Promover um choque de gestão e enxugar a máquina pública são bandeiras centrais do governador João Doria (PSDB), de São Paulo, desde os palanques de sua campanha eleitoral, em 2018. Uma das soluções para cumprir as promessas é levar adiante as privatizações e 30 projetos de concessões e Parcerias Público-Privadas (PPP). Setores como saúde, segurança pública, educação, mobilidade, logística e parques fazem parte do plano. Outros 39 projetos já assinados passarão por um processo de otimização. “A expectativa é de grande geração de emprego”, afirma o vice-governador, Rodrigo Garcia. São esperados investimentos da ordem de mais de R$ 40 bilhões que, segundo ele, “certamente farão a roda da economia paulista girar”.

A diretriz do governo não é colocar dinheiro em caixa, mas usar os projetos para gerar mais investimento, inovação tecnológica e redução de tarifas, com melhores serviços à população. Apenas com as desestatizações, a expectativa é gerar R$ 23 bilhões.

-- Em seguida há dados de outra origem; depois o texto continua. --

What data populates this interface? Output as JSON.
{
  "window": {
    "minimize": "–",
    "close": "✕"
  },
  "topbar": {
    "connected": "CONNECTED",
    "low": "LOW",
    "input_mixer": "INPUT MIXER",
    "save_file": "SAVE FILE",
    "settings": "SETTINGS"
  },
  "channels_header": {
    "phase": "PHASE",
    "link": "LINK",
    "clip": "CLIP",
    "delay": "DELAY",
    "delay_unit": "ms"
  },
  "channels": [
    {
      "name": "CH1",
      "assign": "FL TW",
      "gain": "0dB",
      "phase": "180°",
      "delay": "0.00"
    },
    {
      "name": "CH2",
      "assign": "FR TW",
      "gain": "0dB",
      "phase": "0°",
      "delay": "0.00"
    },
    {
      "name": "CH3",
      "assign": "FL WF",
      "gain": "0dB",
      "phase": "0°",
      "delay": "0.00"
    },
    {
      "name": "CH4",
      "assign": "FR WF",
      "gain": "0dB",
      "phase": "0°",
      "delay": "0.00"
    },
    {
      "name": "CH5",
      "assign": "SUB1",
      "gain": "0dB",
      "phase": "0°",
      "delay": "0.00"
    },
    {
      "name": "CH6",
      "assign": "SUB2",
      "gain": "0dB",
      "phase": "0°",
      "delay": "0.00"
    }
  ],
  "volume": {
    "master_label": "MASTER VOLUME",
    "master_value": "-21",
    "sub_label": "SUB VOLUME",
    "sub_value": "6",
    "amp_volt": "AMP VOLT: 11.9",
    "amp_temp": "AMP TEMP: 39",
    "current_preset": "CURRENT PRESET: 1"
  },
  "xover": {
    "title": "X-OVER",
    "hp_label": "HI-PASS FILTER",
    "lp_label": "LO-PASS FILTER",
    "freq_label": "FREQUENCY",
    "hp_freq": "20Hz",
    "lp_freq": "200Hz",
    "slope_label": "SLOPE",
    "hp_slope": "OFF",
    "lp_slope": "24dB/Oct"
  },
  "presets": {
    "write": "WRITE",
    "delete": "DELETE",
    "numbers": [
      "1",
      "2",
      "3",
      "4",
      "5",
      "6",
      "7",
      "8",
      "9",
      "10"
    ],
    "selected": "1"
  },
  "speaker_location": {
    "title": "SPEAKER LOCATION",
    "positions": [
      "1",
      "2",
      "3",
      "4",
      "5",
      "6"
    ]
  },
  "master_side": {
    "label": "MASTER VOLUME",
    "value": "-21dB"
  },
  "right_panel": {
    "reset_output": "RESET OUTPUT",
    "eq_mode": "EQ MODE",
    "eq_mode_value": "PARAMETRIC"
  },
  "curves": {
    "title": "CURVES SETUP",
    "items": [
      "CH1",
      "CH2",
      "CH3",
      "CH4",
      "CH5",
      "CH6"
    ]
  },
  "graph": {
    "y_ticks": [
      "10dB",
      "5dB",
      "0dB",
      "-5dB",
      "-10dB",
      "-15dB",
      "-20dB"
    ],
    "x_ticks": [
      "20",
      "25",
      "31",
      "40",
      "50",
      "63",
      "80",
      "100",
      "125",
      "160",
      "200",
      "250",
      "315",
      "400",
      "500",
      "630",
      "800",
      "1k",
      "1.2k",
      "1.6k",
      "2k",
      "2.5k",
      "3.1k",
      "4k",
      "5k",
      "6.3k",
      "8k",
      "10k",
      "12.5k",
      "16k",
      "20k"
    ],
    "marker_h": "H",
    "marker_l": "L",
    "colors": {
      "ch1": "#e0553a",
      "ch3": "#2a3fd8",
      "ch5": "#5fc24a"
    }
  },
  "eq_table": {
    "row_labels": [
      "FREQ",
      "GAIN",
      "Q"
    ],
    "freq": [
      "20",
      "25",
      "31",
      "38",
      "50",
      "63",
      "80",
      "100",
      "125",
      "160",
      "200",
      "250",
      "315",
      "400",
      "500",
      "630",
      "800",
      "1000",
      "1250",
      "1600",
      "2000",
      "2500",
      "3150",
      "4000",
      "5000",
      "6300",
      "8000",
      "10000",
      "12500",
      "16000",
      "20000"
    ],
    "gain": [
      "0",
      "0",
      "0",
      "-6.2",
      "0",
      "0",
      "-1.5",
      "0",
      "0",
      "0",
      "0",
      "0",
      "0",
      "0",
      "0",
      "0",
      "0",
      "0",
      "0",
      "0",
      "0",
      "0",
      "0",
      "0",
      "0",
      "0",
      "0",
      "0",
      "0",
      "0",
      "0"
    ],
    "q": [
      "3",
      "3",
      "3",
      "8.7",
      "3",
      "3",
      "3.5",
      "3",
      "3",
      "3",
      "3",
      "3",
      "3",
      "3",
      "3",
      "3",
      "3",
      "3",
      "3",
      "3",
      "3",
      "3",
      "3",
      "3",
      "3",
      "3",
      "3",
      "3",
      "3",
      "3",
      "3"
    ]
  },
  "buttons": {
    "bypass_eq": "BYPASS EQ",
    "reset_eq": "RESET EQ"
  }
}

Dentre as opções do governo está o sistema prisional. Com um orçamento de R$ 4,5 bilhões para a manutenção de 171 unidades e mais de 225 mil presos, o sistema está longe do ideal. Segundo o Infopen, relatório do Ministério da Justiça e da Segurança Pública, o estado tem uma taxa de aprisionamento 52% superior à média do Brasil — e um déficit de 108 mil vagas. Para amenizar a superlotação, 12 novas unidades estão em construção. A gestão Doria quer privatizar quatro delas e já autorizou a contratação de uma consultoria. Um grupo de trabalho foi criado com participação da Procuradoria do Estado.

REABILITAÇÃO Garcia afirma que a construção de novos complexos permitirá criar mais de 10 mil vagas. Para o vice-governador, os benefícios das privatizações são maior segurança, com novas tecnologias e redução de custos. “Buscamos oferecer um serviço prisional mais humanizado, que de fato permita a reinserção desse indivíduo na sociedade, por meio da reabilitação. Isso envolve capacitação e trabalho”.

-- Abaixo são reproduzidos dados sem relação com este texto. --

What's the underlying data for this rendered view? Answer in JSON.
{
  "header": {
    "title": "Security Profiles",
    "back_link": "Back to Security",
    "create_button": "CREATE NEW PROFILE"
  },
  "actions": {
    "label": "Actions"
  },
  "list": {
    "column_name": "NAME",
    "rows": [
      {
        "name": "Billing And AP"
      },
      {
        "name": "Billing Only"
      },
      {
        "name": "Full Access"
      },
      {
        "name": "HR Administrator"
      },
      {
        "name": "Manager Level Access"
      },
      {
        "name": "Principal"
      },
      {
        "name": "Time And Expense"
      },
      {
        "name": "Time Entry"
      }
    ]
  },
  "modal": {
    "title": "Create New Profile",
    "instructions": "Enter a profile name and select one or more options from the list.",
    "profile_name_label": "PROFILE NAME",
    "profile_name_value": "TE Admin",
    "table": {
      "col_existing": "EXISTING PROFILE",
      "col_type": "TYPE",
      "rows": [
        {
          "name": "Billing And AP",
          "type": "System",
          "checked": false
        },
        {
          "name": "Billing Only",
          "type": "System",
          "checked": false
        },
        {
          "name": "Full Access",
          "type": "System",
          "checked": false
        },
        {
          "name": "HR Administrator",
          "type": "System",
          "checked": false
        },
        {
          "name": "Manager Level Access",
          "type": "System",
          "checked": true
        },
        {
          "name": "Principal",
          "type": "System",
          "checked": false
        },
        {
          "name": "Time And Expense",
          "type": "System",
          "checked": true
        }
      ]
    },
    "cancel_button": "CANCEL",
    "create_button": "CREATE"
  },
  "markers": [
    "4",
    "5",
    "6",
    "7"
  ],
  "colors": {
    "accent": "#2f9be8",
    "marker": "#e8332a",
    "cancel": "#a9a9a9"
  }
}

A privatização do sistema carcerário é um tema controverso. Para os críticos do modelo, há o risco de encarceramento em massa visando o lucro milionário do negócio. Para o coordenador do Núcleo Especializado de Situação Carcerária da Defensoria Pública do estado de São Paulo, Thiago de Luna Cury, é fundamental haver transparência. “O argumento central da privatização é economizar, mas a gente não tem o valor exato de quanto custa manter alguém preso”, afirma. “Falta um estudo confiável para que a gente possa dizer se vai ser melhor ou pior”.

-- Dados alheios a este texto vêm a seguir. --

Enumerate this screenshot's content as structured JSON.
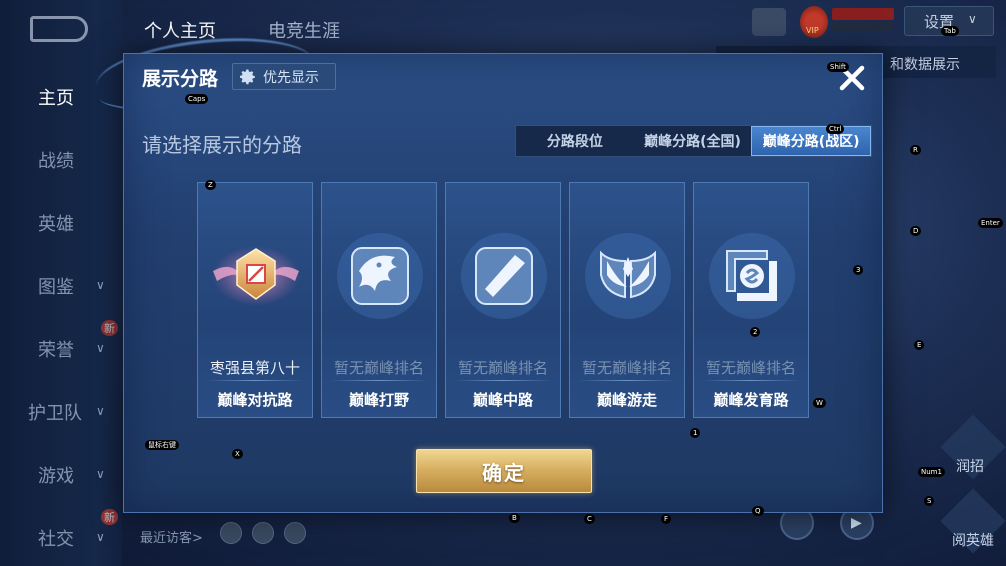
{
  "background": {
    "sidebar": [
      {
        "label": "主页",
        "active": true,
        "has_chevron": false
      },
      {
        "label": "战绩",
        "active": false,
        "has_chevron": false
      },
      {
        "label": "英雄",
        "active": false,
        "has_chevron": false
      },
      {
        "label": "图鉴",
        "active": false,
        "has_chevron": true
      },
      {
        "label": "荣誉",
        "active": false,
        "has_chevron": true,
        "badge": "新"
      },
      {
        "label": "护卫队",
        "active": false,
        "has_chevron": true
      },
      {
        "label": "游戏",
        "active": false,
        "has_chevron": true
      },
      {
        "label": "社交",
        "active": false,
        "has_chevron": true,
        "badge": "新"
      }
    ],
    "top_tabs": [
      {
        "label": "个人主页",
        "active": true
      },
      {
        "label": "电竞生涯",
        "active": false
      }
    ],
    "vip_label": "VIP",
    "settings_label": "设置",
    "data_display_label": "和数据展示",
    "recent_visitors_label": "最近访客>",
    "right_labels": [
      "润招",
      "阅英雄"
    ]
  },
  "modal": {
    "title": "展示分路",
    "priority_button": "优先显示",
    "subtitle": "请选择展示的分路",
    "tabs": [
      {
        "label": "分路段位",
        "active": false
      },
      {
        "label": "巅峰分路(全国)",
        "active": false
      },
      {
        "label": "巅峰分路(战区)",
        "active": true
      }
    ],
    "cards": [
      {
        "rank": "枣强县第八十",
        "lane": "巅峰对抗路",
        "emblem": "clash-lane-emblem-icon",
        "ranked": true
      },
      {
        "rank": "暂无巅峰排名",
        "lane": "巅峰打野",
        "emblem": "jungle-dragon-icon",
        "ranked": false
      },
      {
        "rank": "暂无巅峰排名",
        "lane": "巅峰中路",
        "emblem": "mid-lane-icon",
        "ranked": false
      },
      {
        "rank": "暂无巅峰排名",
        "lane": "巅峰游走",
        "emblem": "roam-wings-icon",
        "ranked": false
      },
      {
        "rank": "暂无巅峰排名",
        "lane": "巅峰发育路",
        "emblem": "farm-lane-icon",
        "ranked": false
      }
    ],
    "confirm_button": "确定"
  },
  "key_hints": [
    "Caps",
    "Tab",
    "Shift",
    "Z",
    "X",
    "R",
    "D",
    "Enter",
    "3",
    "E",
    "2",
    "W",
    "1",
    "Num1",
    "S",
    "B",
    "C",
    "F",
    "Q",
    "Ctrl",
    "鼠标右键"
  ],
  "colors": {
    "accent_blue": "#3a78c8",
    "confirm_gold": "#d8b062",
    "modal_bg": "#223f70"
  }
}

O Brasil tem a quarta maior população carcerária do mundo e a privatização de presídios não é novidade no país. Em 2013 foi inaugurado o Complexo Penitenciário Público Privado de Ribeirão das Neves, em Minas Gerais. A unidade é considerada limpa, organizada, monitorada por 264 câmeras de alta definição e possui portões que são abertos por torres de controle. Com 2.164 presos, o complexo é administrado pela GPA e conta com três unidades. Cada uma possui uma escola com oito salas de aula, biblioteca e sala de informática. Há um centro de saúde, enfermaria e farmácia, além de seis galpões de trabalho. Os detentos que se recusam a trabalhar ou estudar são devolvidos às penitenciárias públicas. Até hoje, a unidade não registrou nenhuma rebelião ou fuga. Caso houvesse, o consórcio seria multado e perderia parte do repasse da verba. Apesar do sucesso, o modelo não foi replicado pelo governo mineiro. Cada detento custa, por mês, até R$ 1.000 a mais que os de uma penitenciária pública.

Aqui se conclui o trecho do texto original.